ECLI:NL:RBZWB:2024:7533
Rechtbank Zeeland-West-Brabant
- Eerste aanleg - enkelvoudig
- Rechtspraak.nl
Niet-ontvankelijkheid van beroep wegens niet betalen griffierecht in belastingzaak
Op 5 november 2024 heeft de Rechtbank Zeeland-West-Brabant uitspraak gedaan in de zaak BRE 24/5000, waarin belanghebbende, een B.V. uit een onbekende plaats, beroep heeft ingesteld tegen een uitspraak op bezwaar van de ontvanger van de belastingdienst. Het beroep betreft de kosten die in rekening zijn gebracht voor het betekenen van een dwangbevel tot betaling van een naheffingsaanslag BPM 2021. De rechtbank heeft vastgesteld dat het beroep kennelijk niet-ontvankelijk is, omdat het griffierecht van € 371,- niet is betaald. De rechtbank heeft geen zitting gehouden, aangezien artikel 8:54 van de Algemene wet bestuursrecht (Awb) dit mogelijk maakt in gevallen van kennelijke niet-ontvankelijkheid.

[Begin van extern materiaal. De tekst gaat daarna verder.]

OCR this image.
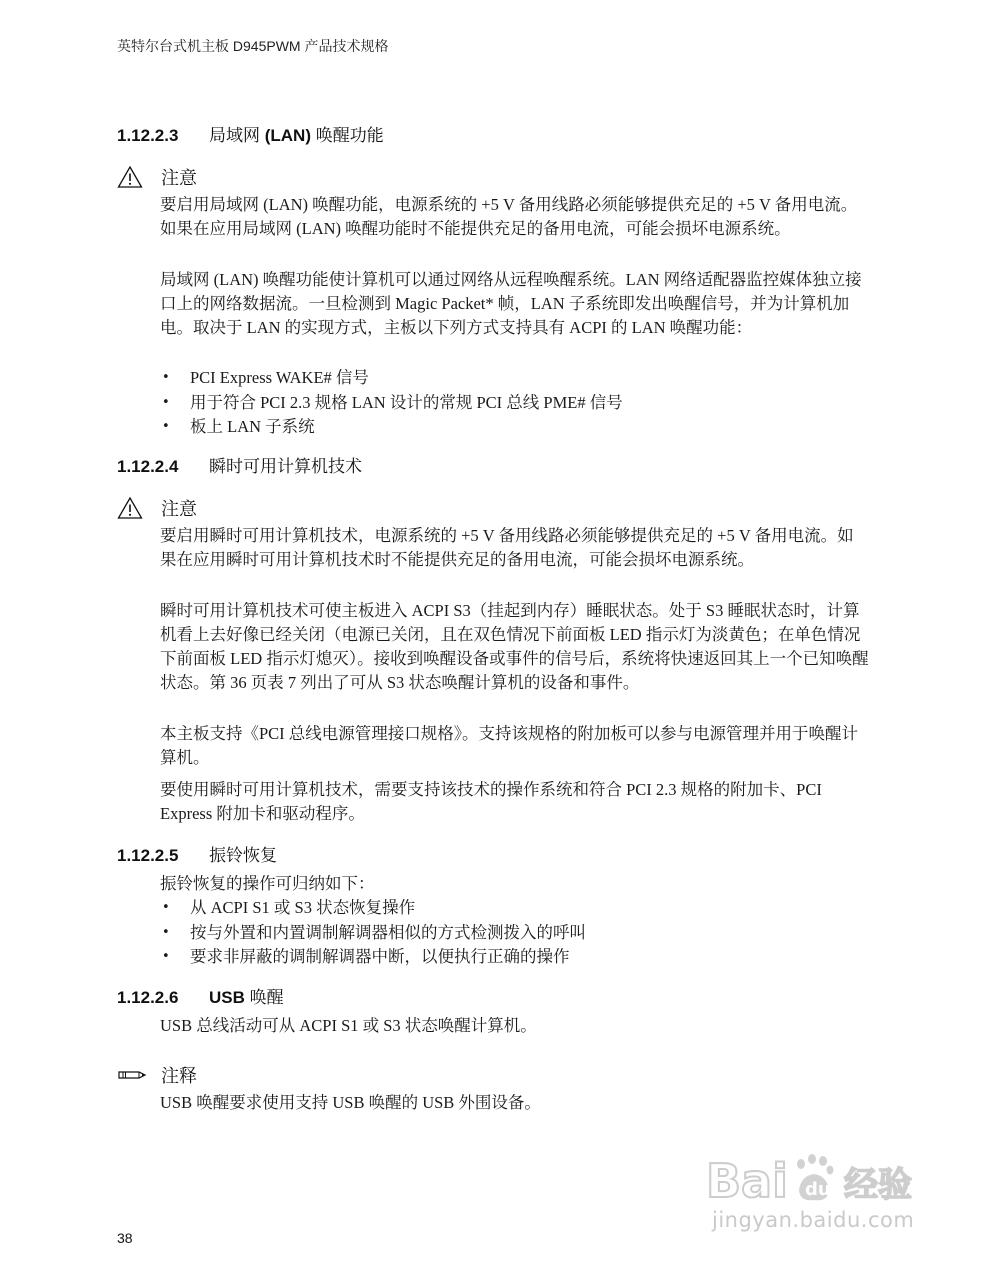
英特尔台式机主板 D945PWM 产品技术规格
1.12.2.3 局域网 (LAN) 唤醒功能
注意
要启用局域网 (LAN) 唤醒功能，电源系统的 +5 V 备用线路必须能够提供充足的 +5 V 备用电流。如果在应用局域网 (LAN) 唤醒功能时不能提供充足的备用电流，可能会损坏电源系统。
局域网 (LAN) 唤醒功能使计算机可以通过网络从远程唤醒系统。LAN 网络适配器监控媒体独立接口上的网络数据流。一旦检测到 Magic Packet* 帧，LAN 子系统即发出唤醒信号，并为计算机加电。取决于 LAN 的实现方式，主板以下列方式支持具有 ACPI 的 LAN 唤醒功能：
• PCI Express WAKE# 信号
• 用于符合 PCI 2.3 规格 LAN 设计的常规 PCI 总线 PME# 信号
• 板上 LAN 子系统
1.12.2.4 瞬时可用计算机技术
注意
要启用瞬时可用计算机技术，电源系统的 +5 V 备用线路必须能够提供充足的 +5 V 备用电流。如果在应用瞬时可用计算机技术时不能提供充足的备用电流，可能会损坏电源系统。
瞬时可用计算机技术可使主板进入 ACPI S3（挂起到内存）睡眠状态。处于 S3 睡眠状态时，计算机看上去好像已经关闭（电源已关闭，且在双色情况下前面板 LED 指示灯为淡黄色；在单色情况下前面板 LED 指示灯熄灭）。接收到唤醒设备或事件的信号后，系统将快速返回其上一个已知唤醒状态。第 36 页表 7 列出了可从 S3 状态唤醒计算机的设备和事件。
本主板支持《PCI 总线电源管理接口规格》。支持该规格的附加板可以参与电源管理并用于唤醒计算机。
要使用瞬时可用计算机技术，需要支持该技术的操作系统和符合 PCI 2.3 规格的附加卡、PCI Express 附加卡和驱动程序。
1.12.2.5 振铃恢复
振铃恢复的操作可归纳如下：
• 从 ACPI S1 或 S3 状态恢复操作
• 按与外置和内置调制解调器相似的方式检测拨入的呼叫
• 要求非屏蔽的调制解调器中断，以便执行正确的操作
1.12.2.6 USB 唤醒
USB 总线活动可从 ACPI S1 或 S3 状态唤醒计算机。
注释
USB 唤醒要求使用支持 USB 唤醒的 USB 外围设备。
38
Bai du 经验
jingyan.baidu.com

De rechtbank heeft in haar beoordeling aangegeven dat de griffier belanghebbende op 25 juni 2024 heeft gewezen op de verplichting tot betaling van het griffierecht en een termijn heeft gesteld. Ondanks een tweede herinnering op 24 juli 2024, heeft belanghebbende het griffierecht niet tijdig voldaan. De rechtbank concludeert dat er geen verontschuldigbare redenen zijn voor het niet tijdig betalen van het griffierecht, waardoor het beroep niet-ontvankelijk wordt verklaard. De uitspraak is openbaar gemaakt en partijen zijn geïnformeerd over de mogelijkheid tot verzet tegen deze uitspraak.